The top k genes from the gene permutation importance test can be used to train a classifier that performs increasingly well as k becomes larger. We found that at around 35 genes, where a split in the permutation importance distribution occurs, we only lose 0.04 area under the receiver operating characteristic (AUROC) curve for the acute LD versus healthy control classifier when compared with using all 350 genes. At fewer than 35 genes, performance begins to degrade rapidly. With 35 genes (Table S3), the classifier performs at 98% accuracy, determining whether a sample is from an individual with LD or a healthy control (Figure 5). Since the 35 selected biomarker genes are specific to LD and are not known to be associated with immune activation functions, we attempted to explore enriched terms associated with these 35 genes (Figure 6).
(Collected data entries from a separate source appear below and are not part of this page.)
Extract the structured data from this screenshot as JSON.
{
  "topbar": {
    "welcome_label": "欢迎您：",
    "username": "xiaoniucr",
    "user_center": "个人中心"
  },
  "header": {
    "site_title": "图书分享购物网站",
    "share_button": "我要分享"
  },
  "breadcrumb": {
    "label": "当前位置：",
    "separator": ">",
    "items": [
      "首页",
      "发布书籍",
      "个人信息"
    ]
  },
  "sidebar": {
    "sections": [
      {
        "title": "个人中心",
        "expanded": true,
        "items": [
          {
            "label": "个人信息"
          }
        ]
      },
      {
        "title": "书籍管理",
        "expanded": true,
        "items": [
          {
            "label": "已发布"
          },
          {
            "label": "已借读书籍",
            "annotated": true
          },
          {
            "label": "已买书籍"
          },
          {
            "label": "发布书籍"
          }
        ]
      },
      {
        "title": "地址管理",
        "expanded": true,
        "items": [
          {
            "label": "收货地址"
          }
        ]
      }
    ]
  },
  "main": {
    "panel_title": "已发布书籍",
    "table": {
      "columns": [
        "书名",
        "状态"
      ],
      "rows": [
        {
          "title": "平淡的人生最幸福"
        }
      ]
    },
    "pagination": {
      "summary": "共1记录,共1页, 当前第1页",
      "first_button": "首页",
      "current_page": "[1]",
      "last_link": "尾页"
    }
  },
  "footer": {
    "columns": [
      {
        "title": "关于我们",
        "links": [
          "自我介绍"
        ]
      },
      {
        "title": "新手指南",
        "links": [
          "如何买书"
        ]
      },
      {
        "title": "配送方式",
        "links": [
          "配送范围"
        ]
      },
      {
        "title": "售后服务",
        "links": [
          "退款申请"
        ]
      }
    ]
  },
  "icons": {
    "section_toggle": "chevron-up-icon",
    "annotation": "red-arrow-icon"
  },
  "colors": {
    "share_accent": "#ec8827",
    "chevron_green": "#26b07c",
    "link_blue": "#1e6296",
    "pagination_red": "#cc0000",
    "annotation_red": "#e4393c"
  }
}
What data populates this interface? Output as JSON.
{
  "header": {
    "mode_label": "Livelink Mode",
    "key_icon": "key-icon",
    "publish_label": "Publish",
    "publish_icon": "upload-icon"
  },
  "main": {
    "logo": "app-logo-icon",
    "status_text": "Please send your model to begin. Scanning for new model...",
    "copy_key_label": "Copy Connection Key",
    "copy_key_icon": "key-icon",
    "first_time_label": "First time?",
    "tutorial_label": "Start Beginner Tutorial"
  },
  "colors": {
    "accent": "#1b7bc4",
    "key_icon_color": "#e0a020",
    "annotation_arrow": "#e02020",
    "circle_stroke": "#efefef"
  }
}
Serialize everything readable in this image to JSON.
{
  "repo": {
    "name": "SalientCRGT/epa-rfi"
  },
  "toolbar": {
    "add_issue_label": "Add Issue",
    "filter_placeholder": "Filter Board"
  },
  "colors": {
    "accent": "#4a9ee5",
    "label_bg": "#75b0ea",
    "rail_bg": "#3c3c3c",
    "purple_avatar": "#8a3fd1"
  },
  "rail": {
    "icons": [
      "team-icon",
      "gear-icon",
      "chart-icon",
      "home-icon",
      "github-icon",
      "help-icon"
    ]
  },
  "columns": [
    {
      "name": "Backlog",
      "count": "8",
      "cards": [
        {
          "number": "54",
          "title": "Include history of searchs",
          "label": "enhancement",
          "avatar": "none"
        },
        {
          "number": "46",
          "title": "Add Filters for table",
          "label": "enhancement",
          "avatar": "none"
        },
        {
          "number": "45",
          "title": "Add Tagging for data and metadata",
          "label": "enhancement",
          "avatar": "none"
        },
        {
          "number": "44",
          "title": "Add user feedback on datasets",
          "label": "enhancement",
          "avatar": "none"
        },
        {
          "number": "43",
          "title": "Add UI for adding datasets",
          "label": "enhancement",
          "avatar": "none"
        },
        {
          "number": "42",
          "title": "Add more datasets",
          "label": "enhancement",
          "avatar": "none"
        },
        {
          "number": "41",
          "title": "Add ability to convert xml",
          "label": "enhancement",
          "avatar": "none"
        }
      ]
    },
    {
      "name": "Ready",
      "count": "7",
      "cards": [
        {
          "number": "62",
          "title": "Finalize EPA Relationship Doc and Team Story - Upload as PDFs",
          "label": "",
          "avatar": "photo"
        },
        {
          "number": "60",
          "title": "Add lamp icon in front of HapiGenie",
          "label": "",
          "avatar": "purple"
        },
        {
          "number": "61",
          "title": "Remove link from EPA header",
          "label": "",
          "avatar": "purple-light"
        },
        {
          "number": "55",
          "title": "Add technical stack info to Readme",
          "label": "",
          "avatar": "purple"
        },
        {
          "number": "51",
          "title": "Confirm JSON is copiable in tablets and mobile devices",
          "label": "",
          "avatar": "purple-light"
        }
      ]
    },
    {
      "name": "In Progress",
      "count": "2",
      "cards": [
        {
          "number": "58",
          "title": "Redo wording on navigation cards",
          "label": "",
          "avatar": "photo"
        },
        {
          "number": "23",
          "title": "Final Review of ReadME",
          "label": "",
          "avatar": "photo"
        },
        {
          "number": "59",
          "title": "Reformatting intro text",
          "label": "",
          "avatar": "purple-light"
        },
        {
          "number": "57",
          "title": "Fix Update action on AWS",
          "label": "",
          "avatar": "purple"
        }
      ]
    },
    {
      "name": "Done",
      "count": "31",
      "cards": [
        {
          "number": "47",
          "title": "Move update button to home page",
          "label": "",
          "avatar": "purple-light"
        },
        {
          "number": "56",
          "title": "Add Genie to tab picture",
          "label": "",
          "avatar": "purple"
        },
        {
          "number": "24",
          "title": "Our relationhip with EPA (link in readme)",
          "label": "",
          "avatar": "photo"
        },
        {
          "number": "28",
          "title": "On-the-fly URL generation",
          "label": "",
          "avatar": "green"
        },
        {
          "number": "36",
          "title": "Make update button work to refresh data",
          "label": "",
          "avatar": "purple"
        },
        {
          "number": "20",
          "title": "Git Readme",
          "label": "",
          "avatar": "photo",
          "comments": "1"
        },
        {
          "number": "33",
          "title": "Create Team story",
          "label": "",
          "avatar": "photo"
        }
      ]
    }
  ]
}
Interestingly, the genes CACNB4 and ALDH7A1 are highly enriched for epilepsy based on OMIM15 (Fisher’s exact test, p < 0.0047, q < 0.0093), and the genes CACNB4, ALDH7A1, SLC4A10, and SCN3A are enriched for proteins involved in epilepsy based on the Elsevier Pathway Collection database (p < 0.0013, q < 0.093). Neuropsychiatric symptoms have been reported in individuals with PTLD and in individuals with Lyme encephalopathy16,17 and this analysis suggests a molecular underpinning of such a phenotype. Three of the genes from the set of 35 biomarkers, namely AHNAK2, APBA1, and SHANK1, encode genes with a PDZ domain that is statistically over-represented (p < 0.0015, q < 0.034). These genes may form complexes with the several ion channels that are over-represented in the list of 35 biomarkers and potentially impact the neurologic symptoms observed in PTLD. Applying WEAT analysis,18 we observe that most of the 35 have some annotations, but they are mostly under-studied (Table S4).
Figure 5.
Performance of the classifier using 35 mRNA biomarker genes chosen with the training set
Performance is based on training four independent models and predicting the held-out samples not used during training or feature selection. The test set is randomly under-sampled such that classes are balanced. p values are based on a permutation test across different potential train-test splits. (A) Confusion matrices for a two-gene classifier. (B) Confusion matrices for the 35-gene biomarker set. (C) ROC and Precision Recall curves for the 35-gene-set biomarker.
Figure 6.
Enrichment results from Enrichr for the 35 biomarker genes
Full results across more libraries are available from https://maayanlab.cloud/Enrichr/enrich?dataset=41c885f2b79be29e03211733ca32d137.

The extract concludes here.